As an independent network, L-band ensures reliable communications when VSAT is out of action
VSAT services worldwide require a back-up solution in case of signal deterioration from environmental conditions and blockages between the satellite and vessel’s antenna.
Satellite owners have added more capacity to their networks, increasing reliability of connectivity and seamless transitions between beams.
But there are still instances when vessels are unable to access VSAT communications.
This is where L-band comes in as a reliable back-up service to guarantee ship data and voice communications get through unaffected by any breaks in connection.
Iridium Communications has traditionally supplied back-up to VSAT, particularly Ku-band with its OpenPort service. It introduced Iridium Certus in 2019 with bandwidth of 352 kbps. Early in 2020, this was increased to 704 kbps bandwidth on the downlink from the satellite to the ship. Iridium Communications vice president for maritime Wouter Deknopper says L-band is a vital companion to VSAT and rising bandwidth will minimise any gaps in service performance.
“While VSAT can come in many shapes and sizes, it is not a standardised package and can suffer from service degradation,” Mr Deknopper explains to Maritime Optimisation & Communications. “Iridium Certus VSAT companion is very much the opposite – it is a standardised service that works everywhere and is ultra-reliable.”
Shipowners and managers can opt for L-band to provide primary satellite communications as the bandwidth gap with VSAT is narrowing.
“The most modern L-band services are disrupting the status quo of connectivity available to the shipping industry,” says Mr Deknopper.
“With the upgraded Iridium Certus 700 service, our VSAT companion provides global connectivity with the highest speed L-band available, up to 704 kbps down and 352 kbps up.”
He says shipping companies should consider L-band as the main communications service on a vessel even if it is a back up to VSAT, because of rising demands for ship data and crew communications at higher bandwidths.
“When searching for a VSAT companion solution, knowing your service has the capability to provide primary ship communications offers a level of comfort to mariners,” says Mr Deknopper.
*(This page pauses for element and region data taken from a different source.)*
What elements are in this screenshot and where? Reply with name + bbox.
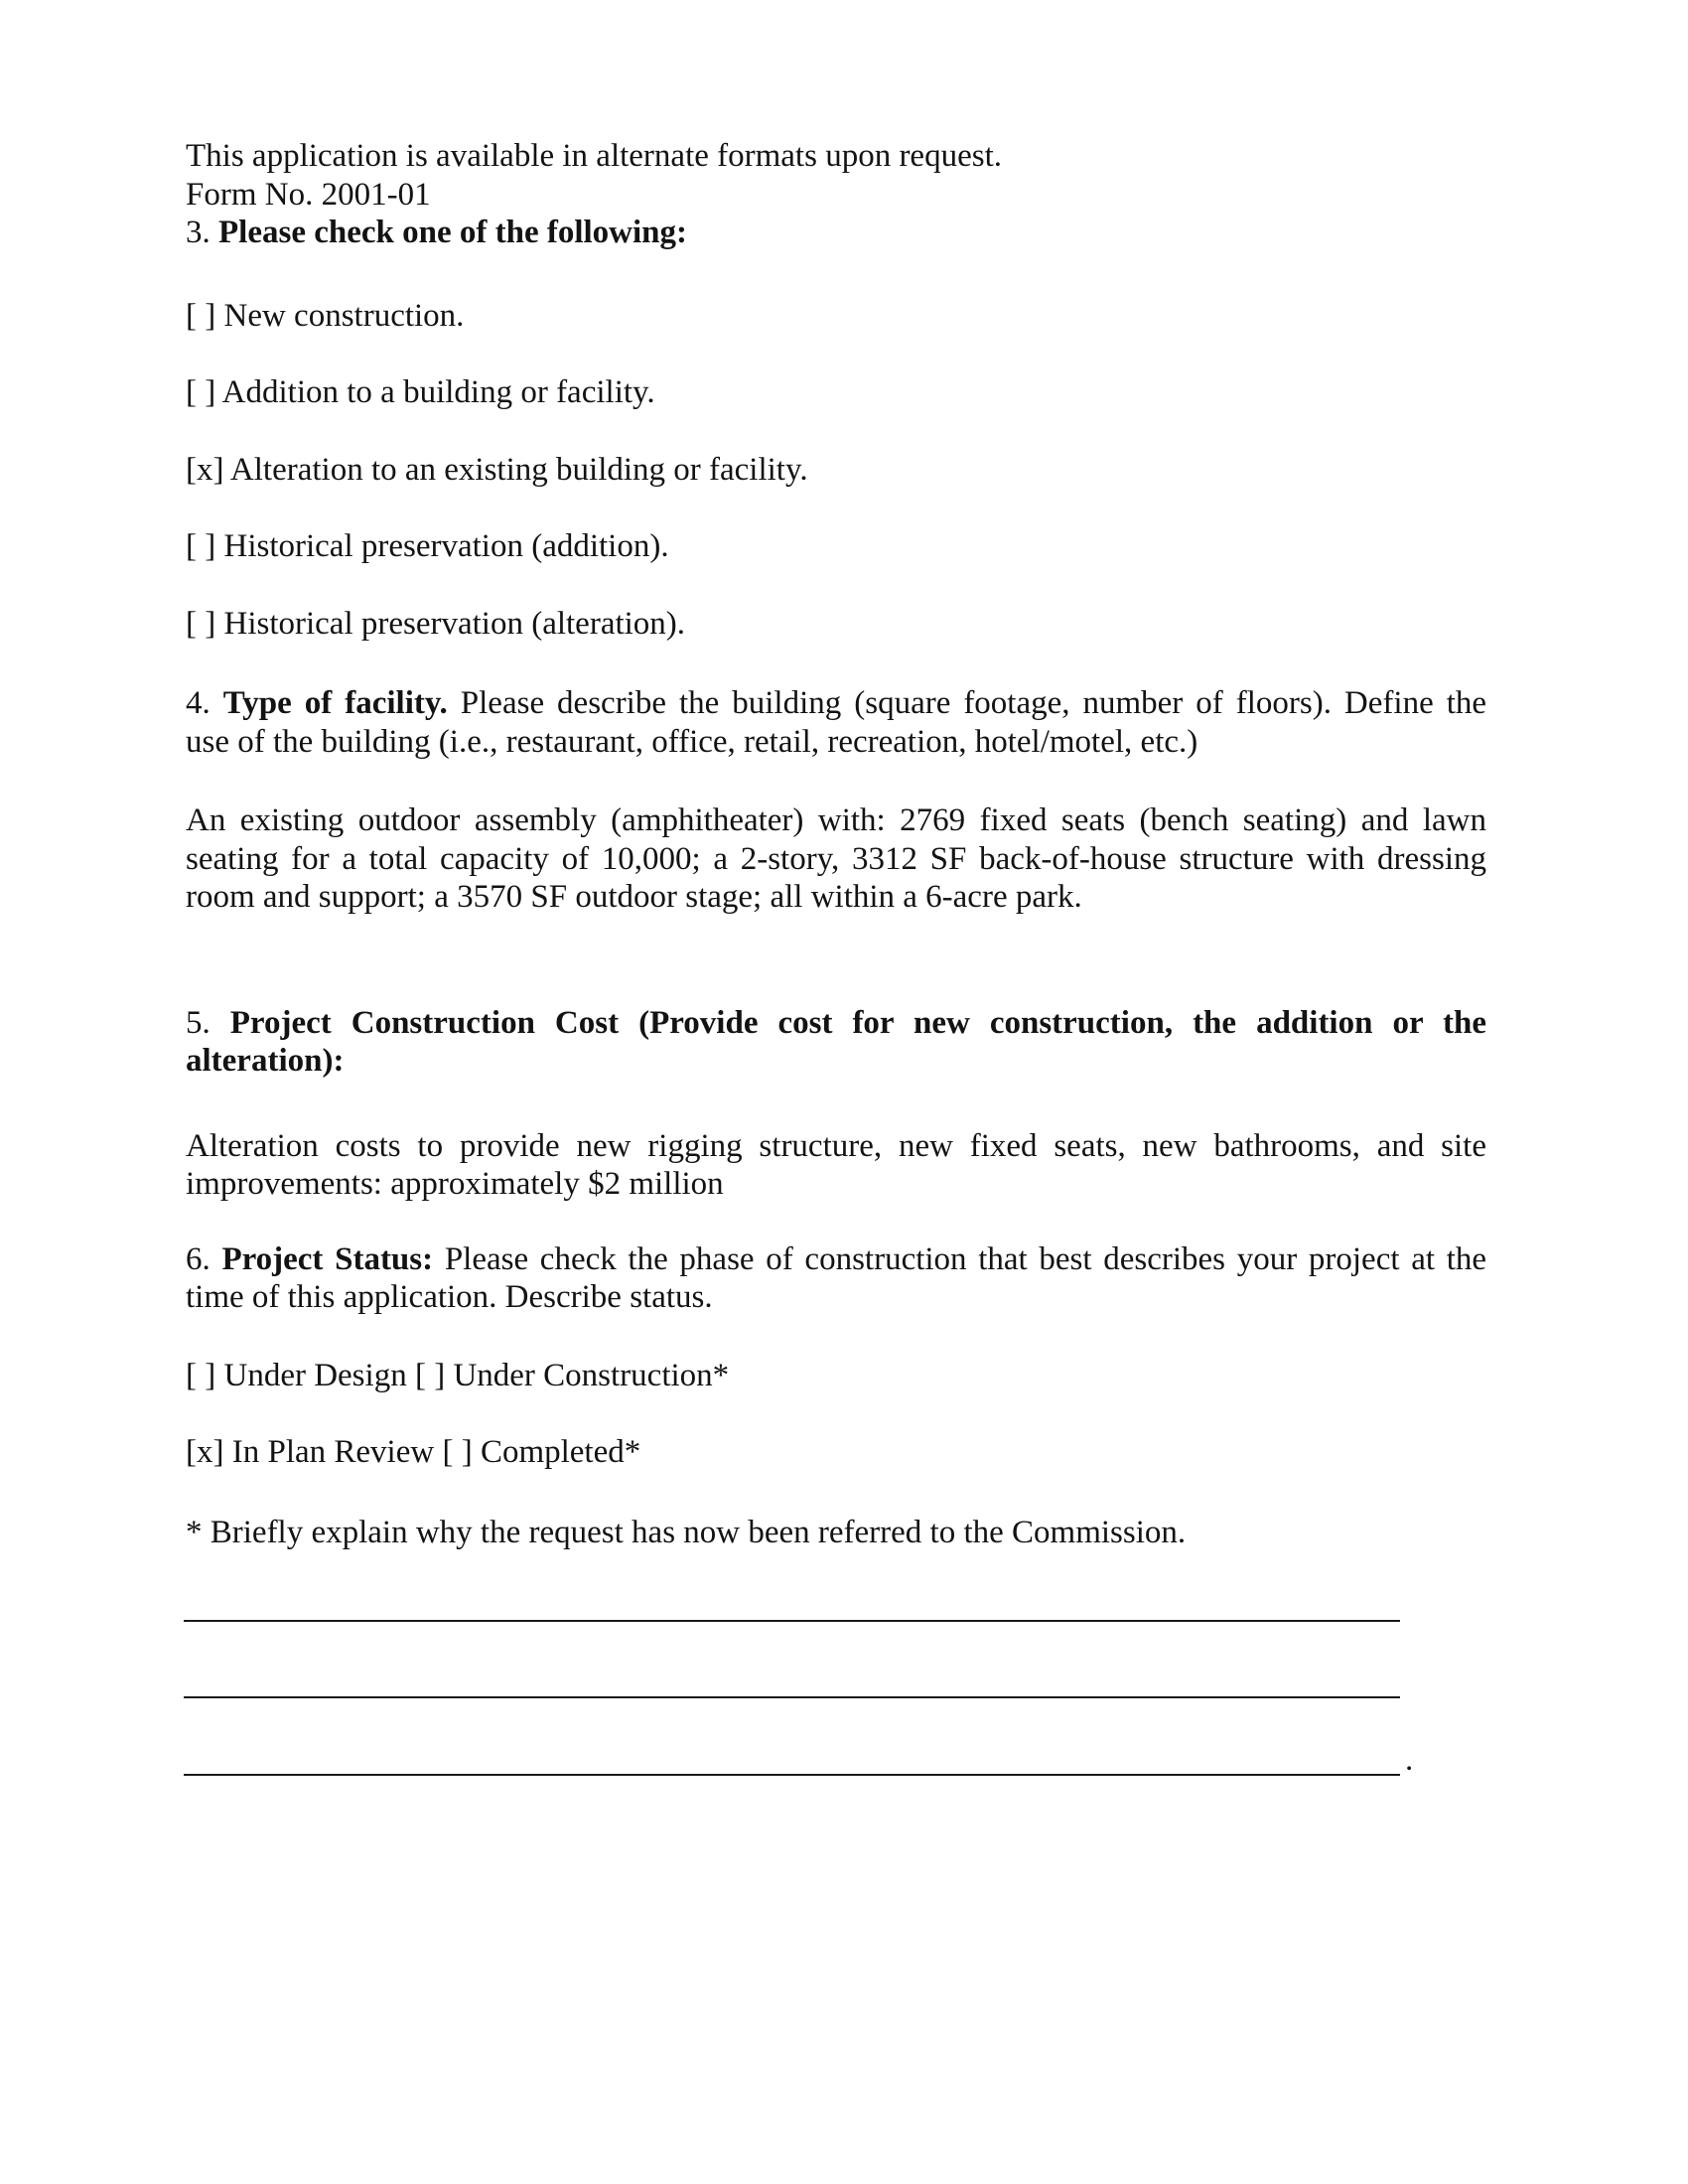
answer-line-row [186,1696,1486,1698]
option-alteration [186,451,1486,490]
facility-description [186,801,1486,917]
status-options-row2 [186,1433,1486,1472]
paragraph-line: room and support; a 3570 SF outdoor stage; all within a 6-acre park. [186,879,1082,915]
section5-title: Project Construction Cost (Provide cost for new construction, the addition or the [229,1004,1486,1041]
checkbox-alteration-checked-icon[interactable]: [x] [186,451,224,488]
form-number: Form No. 2001-01 [186,176,431,213]
section6-prompt-line2: time of this application. Describe status. [186,1279,713,1315]
option-new-construction [186,297,1486,336]
checkbox-under-design-icon[interactable]: [ ] [186,1357,216,1393]
answer-line-row [186,1620,1486,1622]
commission-footnote: * Briefly explain why the request has now been referred to the Commission. [186,1514,1187,1550]
blank-write-line-3[interactable] [184,1774,1400,1776]
status-label-in-plan-review: In Plan Review [231,1434,435,1470]
status-label-under-design: Under Design [223,1357,407,1393]
option-label: Historical preservation (alteration). [223,605,686,642]
checkbox-historical-addition-icon[interactable]: [ ] [186,528,216,564]
checkbox-completed-icon[interactable]: [ ] [442,1434,473,1470]
paragraph-line: Alteration costs to provide new rigging structure, new fixed seats, new bathrooms, and site [186,1127,1486,1164]
paragraph-line: An existing outdoor assembly (amphitheater) with: 2769 fixed seats (bench seating) and lawn [186,802,1486,838]
section4-heading [186,684,1486,761]
paragraph-line: improvements: approximately $2 million [186,1166,724,1202]
blank-write-line-2[interactable] [184,1696,1400,1698]
section5-number: 5. [186,1004,211,1041]
section4-prompt: Please describe the building (square footage, number of floors). Define the [460,685,1487,721]
section6-heading [186,1240,1486,1317]
checkbox-addition-icon[interactable]: [ ] [186,374,216,410]
option-label: Alteration to an existing building or facility. [229,451,808,488]
option-historical-addition [186,527,1486,566]
section6-title: Project Status: [221,1240,434,1277]
section4-title: Type of facility. [222,685,448,721]
section5-title-line2: alteration): [186,1043,345,1079]
answer-line-row [186,1742,1486,1778]
section3-title: Please check one of the following: [218,215,688,250]
section3-heading [186,214,1486,252]
section4-prompt-line2: use of the building (i.e., restaurant, office, retail, recreation, hotel/motel, etc.) [186,723,1198,760]
option-addition [186,373,1486,412]
option-label: Addition to a building or facility. [221,374,655,410]
trailing-period: . [1405,1742,1414,1778]
form-content [186,137,1486,1776]
status-label-under-construction: Under Construction* [453,1357,730,1393]
checkbox-historical-alteration-icon[interactable]: [ ] [186,605,216,642]
option-historical-alteration [186,605,1486,644]
section5-heading [186,1004,1486,1081]
status-label-completed: Completed* [480,1434,641,1470]
blank-write-line-1[interactable] [184,1620,1400,1622]
checkbox-under-construction-icon[interactable]: [ ] [414,1357,446,1393]
alternate-formats-note: This application is available in alternate formats upon request. [186,138,1002,174]
status-options-row1 [186,1357,1486,1395]
option-label: Historical preservation (addition). [223,528,669,564]
paragraph-line: seating for a total capacity of 10,000; a 2-story, 3312 SF back-of-house structure with dressing [186,840,1486,877]
section6-prompt: Please check the phase of construction that best describes your project at the [444,1240,1487,1277]
section3-number: 3. [186,215,211,250]
checkbox-new-construction-icon[interactable]: [ ] [186,297,216,334]
cost-description [186,1127,1486,1204]
section6-number: 6. [186,1240,211,1277]
checkbox-in-plan-review-checked-icon[interactable]: [x] [186,1434,224,1470]
option-label: New construction. [223,297,465,334]
section4-number: 4. [186,685,211,721]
Owners should look for a “gold standard for VSAT link recovery and out of band management”.
When vessel operators need communications to get vital information and voice calls through, having the highest bandwidth and voice channels is important.
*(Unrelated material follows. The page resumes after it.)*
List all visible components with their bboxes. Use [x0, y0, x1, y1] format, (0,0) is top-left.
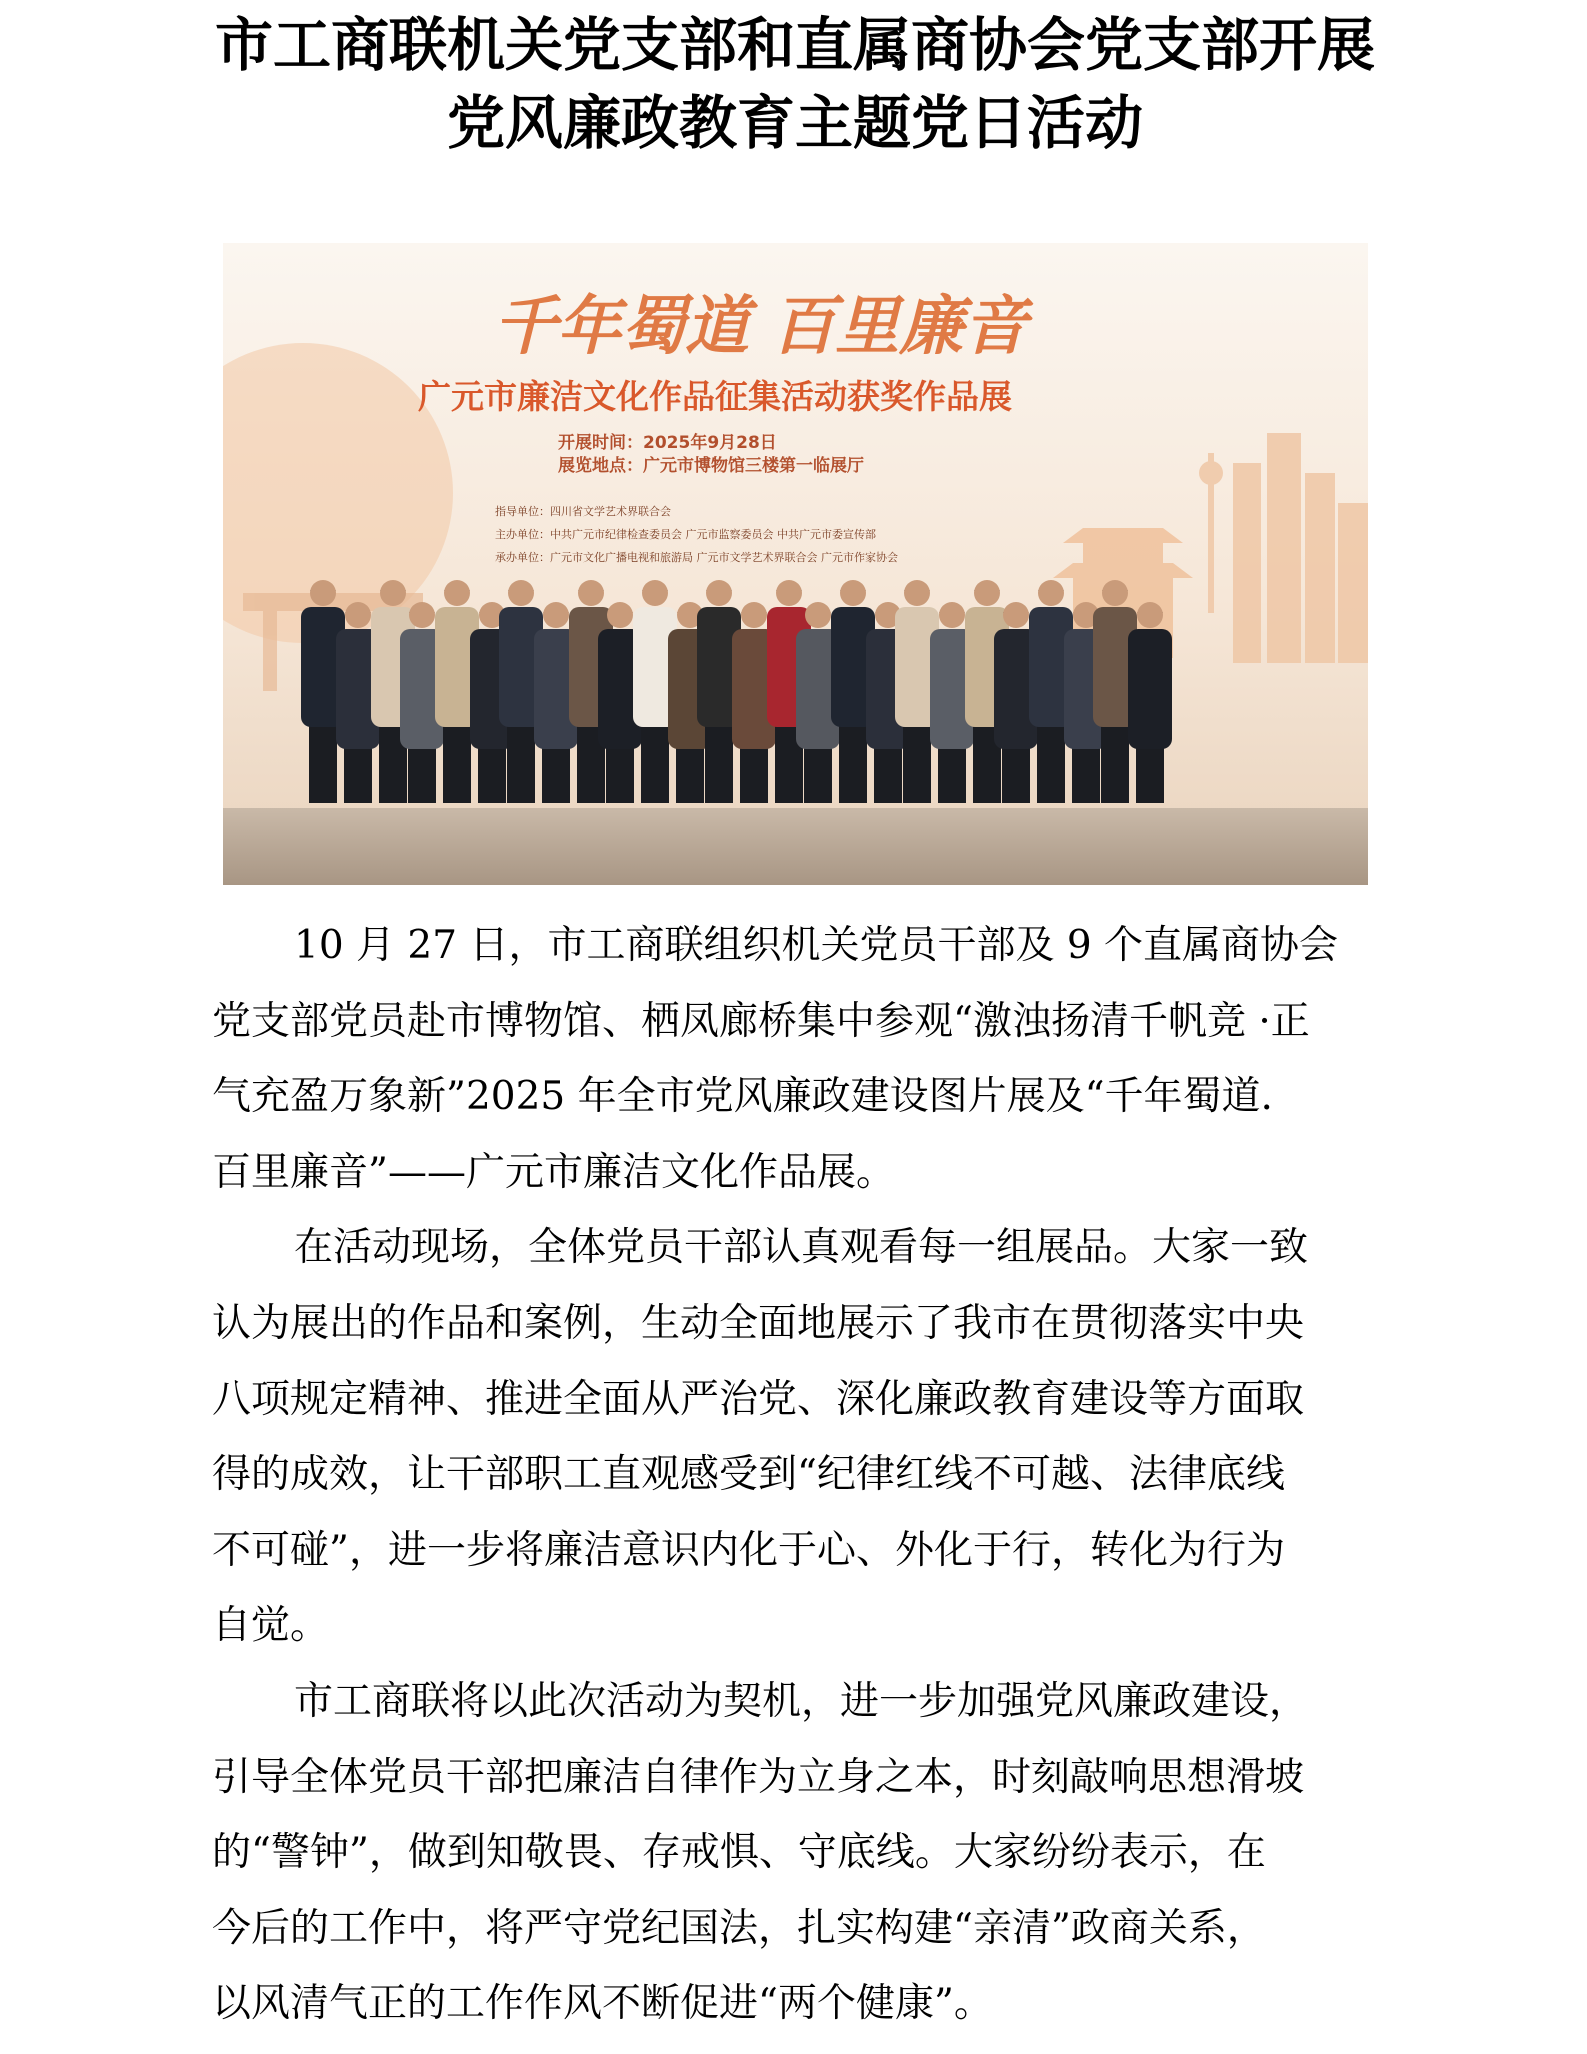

This becomes even more important when ships are delivering vital supplies to nations affected by the coronavirus Covid-19 crisis. Maritime is the primary industry keeping the world’s supply chain moving.
“Keeping vessels connected during this period is critical,” says Mr Deknopper. “Combining a VSAT service with Iridium Certus VSAT companion provides reassurance for the vessel owner and manager that if a ship has a VSAT outage, the ship’s business will continue.
This service uses Iridium’s low Earth orbit satellite constellation with 66 operating satellites and several in-orbit spares. “There is low risk of blockage for vessels, especially in ports where cranes and buildings can obstruct the VSAT signal,” says Mr Deknopper.
Inmarsat offers another L-band back-up service. Its FleetBroadband includes terminals capable of 432 kbps bandwidth. These can be used for Ku-band VSAT companions, but increasingly as unlimited back-up to Ka-band as it is integral to Inmarsat’s Fleet Xpress service. Inmarsat’s L-band capacity will be increased in the next two years as the operator launches and commissions two new satellites as its sixth-generation constellation.
FleetBroadband can be used for operational communications such as email and phone, applications for plotting the most fuel-efficient route, to diagnosing mechanical faults remotely by video link.
There is access to up to nine telephone lines from a single terminal with FleetBroadband Multi-voice and 505 Emergency Calling puts vessels directly in contact with a maritime rescue co-ordination centre free of charge for distress calls.